[MLton] fixing -codegen c -profile time for the release
Matthew Fluet
fluet@cs.cornell.edu
Wed, 16 Nov 2005 09:26:34 -0500 (EST)
> Our basic approach to profiling is to propagate annotations
> from the front end to the codegen, and ask the codegen to insert
> labels into the executable, so that the runtime can map IP to label
> and back to annoation. This works flawlessly with the native codegen,
> because our native codegen never duplicates the labels.
This isn't quite true. The native codegen is able to use the
Machine.ProfileInfo.modify function to clone profile labels. The native
codegen wants the freedom to duplicate labels (I believe that the reason
we do so is not for actual optimization, but for primitives that must be
implemented by multiple basic blocks) and to drop labels (this is for
optimization reasons, though the weak attribute on the C side appears to
handle this situation well).
> This fails with gcc 4, which sometimes duplicates labels. Furthermore,
> it could have failed with gcc 2 or 3, at least according to the spec,
> but hasn't because we've been lucky.
Agreed.
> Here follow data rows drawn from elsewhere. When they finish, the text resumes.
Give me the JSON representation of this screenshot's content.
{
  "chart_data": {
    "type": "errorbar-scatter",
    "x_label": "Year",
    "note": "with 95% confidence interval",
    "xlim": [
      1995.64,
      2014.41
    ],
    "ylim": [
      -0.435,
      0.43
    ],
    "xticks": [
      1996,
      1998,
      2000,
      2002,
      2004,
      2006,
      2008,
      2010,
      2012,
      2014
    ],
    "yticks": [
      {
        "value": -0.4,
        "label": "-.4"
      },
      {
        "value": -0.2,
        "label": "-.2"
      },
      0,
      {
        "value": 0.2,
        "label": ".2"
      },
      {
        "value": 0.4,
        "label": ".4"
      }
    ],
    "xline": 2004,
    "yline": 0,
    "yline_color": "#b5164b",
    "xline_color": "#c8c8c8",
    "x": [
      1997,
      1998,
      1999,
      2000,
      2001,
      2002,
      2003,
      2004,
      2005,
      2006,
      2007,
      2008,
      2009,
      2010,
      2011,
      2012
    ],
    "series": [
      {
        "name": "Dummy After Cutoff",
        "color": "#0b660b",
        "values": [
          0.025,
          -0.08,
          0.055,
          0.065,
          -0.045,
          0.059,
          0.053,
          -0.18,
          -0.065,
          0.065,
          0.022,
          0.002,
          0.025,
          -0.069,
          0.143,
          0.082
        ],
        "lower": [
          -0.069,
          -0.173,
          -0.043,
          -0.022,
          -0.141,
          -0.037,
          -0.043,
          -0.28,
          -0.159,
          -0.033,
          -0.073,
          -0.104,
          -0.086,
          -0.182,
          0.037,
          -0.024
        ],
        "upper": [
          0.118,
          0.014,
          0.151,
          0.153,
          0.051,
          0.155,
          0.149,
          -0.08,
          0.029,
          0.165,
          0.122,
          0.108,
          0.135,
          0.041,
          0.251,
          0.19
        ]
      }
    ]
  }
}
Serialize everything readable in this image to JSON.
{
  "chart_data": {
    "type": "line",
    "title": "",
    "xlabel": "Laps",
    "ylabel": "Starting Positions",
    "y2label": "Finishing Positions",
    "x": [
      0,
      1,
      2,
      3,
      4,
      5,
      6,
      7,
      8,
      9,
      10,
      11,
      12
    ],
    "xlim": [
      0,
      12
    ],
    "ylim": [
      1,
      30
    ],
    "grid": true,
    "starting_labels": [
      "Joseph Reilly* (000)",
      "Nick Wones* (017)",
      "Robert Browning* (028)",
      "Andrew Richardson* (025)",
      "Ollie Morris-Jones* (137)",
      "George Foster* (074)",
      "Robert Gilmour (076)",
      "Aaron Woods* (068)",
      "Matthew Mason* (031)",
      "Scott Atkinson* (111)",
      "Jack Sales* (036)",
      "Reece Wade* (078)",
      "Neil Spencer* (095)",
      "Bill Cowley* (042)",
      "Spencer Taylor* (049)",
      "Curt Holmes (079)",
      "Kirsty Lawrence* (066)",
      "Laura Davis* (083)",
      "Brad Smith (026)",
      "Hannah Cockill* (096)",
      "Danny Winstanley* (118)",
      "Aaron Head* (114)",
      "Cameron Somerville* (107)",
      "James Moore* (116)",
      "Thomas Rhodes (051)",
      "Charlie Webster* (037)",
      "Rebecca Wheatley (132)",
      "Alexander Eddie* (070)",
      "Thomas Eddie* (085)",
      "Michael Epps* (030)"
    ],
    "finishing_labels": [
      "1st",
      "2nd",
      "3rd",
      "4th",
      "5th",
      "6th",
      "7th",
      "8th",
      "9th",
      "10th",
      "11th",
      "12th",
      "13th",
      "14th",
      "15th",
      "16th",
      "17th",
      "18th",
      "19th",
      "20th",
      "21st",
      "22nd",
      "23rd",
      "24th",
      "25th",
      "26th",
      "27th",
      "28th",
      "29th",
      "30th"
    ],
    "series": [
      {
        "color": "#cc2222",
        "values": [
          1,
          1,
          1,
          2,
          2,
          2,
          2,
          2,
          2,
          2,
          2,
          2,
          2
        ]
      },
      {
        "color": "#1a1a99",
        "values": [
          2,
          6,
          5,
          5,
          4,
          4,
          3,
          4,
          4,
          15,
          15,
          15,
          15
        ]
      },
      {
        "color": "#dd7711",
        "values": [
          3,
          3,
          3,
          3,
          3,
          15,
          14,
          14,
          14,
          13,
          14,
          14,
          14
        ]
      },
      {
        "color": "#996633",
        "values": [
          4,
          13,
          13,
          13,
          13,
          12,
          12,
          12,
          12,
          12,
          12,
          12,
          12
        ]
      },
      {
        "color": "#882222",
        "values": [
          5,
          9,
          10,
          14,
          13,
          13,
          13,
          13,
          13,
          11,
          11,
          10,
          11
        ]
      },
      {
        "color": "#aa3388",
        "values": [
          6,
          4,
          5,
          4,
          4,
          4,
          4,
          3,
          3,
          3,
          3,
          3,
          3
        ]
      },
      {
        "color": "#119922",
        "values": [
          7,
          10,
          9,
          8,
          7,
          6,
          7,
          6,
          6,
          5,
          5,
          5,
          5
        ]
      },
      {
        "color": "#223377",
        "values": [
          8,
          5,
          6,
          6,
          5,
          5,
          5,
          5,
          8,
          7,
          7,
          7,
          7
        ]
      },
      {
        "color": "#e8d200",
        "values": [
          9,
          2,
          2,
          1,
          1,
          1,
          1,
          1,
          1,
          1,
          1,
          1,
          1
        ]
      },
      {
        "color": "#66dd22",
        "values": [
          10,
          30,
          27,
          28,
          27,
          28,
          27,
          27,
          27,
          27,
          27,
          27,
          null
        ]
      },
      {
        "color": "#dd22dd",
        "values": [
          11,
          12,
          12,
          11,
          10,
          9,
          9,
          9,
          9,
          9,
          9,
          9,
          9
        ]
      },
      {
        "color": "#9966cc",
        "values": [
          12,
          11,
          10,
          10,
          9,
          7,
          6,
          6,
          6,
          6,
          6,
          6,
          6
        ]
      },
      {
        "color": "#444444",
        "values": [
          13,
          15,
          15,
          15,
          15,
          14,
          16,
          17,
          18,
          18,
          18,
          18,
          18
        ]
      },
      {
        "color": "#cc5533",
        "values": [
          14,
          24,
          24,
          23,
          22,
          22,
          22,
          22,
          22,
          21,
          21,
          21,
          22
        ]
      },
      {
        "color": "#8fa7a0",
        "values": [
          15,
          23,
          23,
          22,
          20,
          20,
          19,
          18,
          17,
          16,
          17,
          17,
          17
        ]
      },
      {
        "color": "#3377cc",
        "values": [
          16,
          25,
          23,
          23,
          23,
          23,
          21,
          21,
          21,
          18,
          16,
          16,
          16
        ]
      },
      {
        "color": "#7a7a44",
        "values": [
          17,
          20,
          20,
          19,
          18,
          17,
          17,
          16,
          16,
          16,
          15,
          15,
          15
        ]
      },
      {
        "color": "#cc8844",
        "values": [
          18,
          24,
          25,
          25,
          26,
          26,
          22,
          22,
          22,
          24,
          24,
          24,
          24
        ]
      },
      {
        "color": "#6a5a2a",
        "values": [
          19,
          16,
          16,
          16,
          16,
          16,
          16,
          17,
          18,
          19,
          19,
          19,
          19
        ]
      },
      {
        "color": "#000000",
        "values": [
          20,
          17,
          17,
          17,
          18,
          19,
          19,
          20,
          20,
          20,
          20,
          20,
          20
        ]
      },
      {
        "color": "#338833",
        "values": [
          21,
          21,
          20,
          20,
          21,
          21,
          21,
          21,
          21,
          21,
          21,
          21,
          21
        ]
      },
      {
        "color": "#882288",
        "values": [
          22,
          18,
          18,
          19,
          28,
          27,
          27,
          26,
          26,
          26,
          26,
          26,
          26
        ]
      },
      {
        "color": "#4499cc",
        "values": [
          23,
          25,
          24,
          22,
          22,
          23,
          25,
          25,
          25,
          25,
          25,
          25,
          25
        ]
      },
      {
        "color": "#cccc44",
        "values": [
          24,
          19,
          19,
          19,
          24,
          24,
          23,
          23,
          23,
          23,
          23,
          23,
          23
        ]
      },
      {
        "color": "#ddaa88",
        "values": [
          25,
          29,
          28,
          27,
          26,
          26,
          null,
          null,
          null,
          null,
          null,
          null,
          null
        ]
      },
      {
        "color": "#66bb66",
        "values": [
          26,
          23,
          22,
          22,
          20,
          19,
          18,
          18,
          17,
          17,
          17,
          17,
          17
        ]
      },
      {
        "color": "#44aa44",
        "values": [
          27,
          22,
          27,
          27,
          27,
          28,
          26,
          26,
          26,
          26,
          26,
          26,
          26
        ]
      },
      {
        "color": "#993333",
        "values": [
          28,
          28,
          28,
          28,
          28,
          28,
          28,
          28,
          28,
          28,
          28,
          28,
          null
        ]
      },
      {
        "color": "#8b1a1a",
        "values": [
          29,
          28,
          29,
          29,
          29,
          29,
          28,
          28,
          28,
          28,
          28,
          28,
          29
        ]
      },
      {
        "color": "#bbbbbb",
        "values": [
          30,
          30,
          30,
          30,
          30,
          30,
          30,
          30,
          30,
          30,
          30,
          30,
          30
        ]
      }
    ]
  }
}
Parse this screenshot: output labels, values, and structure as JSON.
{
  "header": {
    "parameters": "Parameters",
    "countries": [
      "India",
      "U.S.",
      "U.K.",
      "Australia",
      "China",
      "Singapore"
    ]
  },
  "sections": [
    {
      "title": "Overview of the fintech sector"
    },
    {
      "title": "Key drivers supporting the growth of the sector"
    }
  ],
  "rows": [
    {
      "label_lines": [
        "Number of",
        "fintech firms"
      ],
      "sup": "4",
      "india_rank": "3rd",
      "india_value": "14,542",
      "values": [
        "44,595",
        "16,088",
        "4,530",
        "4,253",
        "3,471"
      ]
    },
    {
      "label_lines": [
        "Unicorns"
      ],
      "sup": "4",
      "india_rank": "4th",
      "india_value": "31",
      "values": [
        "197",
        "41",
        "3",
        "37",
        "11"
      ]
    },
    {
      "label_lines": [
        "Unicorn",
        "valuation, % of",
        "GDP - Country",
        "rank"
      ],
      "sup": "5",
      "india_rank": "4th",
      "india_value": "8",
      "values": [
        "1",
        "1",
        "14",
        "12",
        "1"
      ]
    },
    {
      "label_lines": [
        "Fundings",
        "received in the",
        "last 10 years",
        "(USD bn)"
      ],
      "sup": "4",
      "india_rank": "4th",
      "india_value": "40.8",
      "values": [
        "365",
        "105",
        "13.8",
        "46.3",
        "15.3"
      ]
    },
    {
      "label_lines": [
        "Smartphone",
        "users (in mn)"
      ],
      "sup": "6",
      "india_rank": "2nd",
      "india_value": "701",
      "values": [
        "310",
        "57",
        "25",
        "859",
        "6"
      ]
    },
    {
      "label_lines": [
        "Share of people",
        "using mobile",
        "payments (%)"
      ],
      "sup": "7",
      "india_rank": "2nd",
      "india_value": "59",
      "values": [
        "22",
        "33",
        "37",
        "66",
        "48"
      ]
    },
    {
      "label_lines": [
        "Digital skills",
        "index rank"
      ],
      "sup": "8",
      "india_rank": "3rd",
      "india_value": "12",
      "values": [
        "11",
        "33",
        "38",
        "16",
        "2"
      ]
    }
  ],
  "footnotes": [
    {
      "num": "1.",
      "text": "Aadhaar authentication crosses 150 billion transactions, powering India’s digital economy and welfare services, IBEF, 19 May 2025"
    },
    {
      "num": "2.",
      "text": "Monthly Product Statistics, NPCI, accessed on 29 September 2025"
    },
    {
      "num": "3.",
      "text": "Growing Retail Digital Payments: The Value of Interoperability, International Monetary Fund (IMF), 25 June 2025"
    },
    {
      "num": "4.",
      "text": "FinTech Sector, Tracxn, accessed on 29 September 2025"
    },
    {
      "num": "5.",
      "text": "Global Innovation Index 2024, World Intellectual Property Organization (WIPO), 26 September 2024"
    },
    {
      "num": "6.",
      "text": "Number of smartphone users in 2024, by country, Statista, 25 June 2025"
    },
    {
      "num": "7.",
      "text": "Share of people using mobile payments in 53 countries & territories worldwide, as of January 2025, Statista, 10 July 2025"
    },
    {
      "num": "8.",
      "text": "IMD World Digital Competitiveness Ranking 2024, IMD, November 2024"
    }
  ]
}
Also, it isn't entirely clear that even in the absence of
duplication, gcc won't munch the program in such a way that our volatile
assembly labels really cover the right portions of code.
> I don't entirely understand Florian's separate-section
> solution, but I still see the volatile asm, so I guess it would have
> similar problems.
I think what Florian was attempting to do was to use local (anonymous)
labels, which could be freely duplicated, because the assembler would
assign each one a unique name. The trick then is figuring out how to
populate the sourceNames array with label/sourceSeqIndex pairs. Florian's
idea was to construct this array in a separate section, where it
presumably would be the only thing, so somewhat easier to pull back into
the C world.
However, looking at the assembler docs, I don't believe that local
(anonymous) labels can span multiple sections.
> So, my conclusion is that we should go with Matthew's approach for the
> release. But it should only be used when time profiling with the C
> codegen -- there's no reason to hurt profiling in other situations.
> The simplicity, robustness, and portability of the approach outweigh
> the performance impact in this one case.
I knew there was a reason I didn't blow away the directory where I was
doing those experiments. ;-)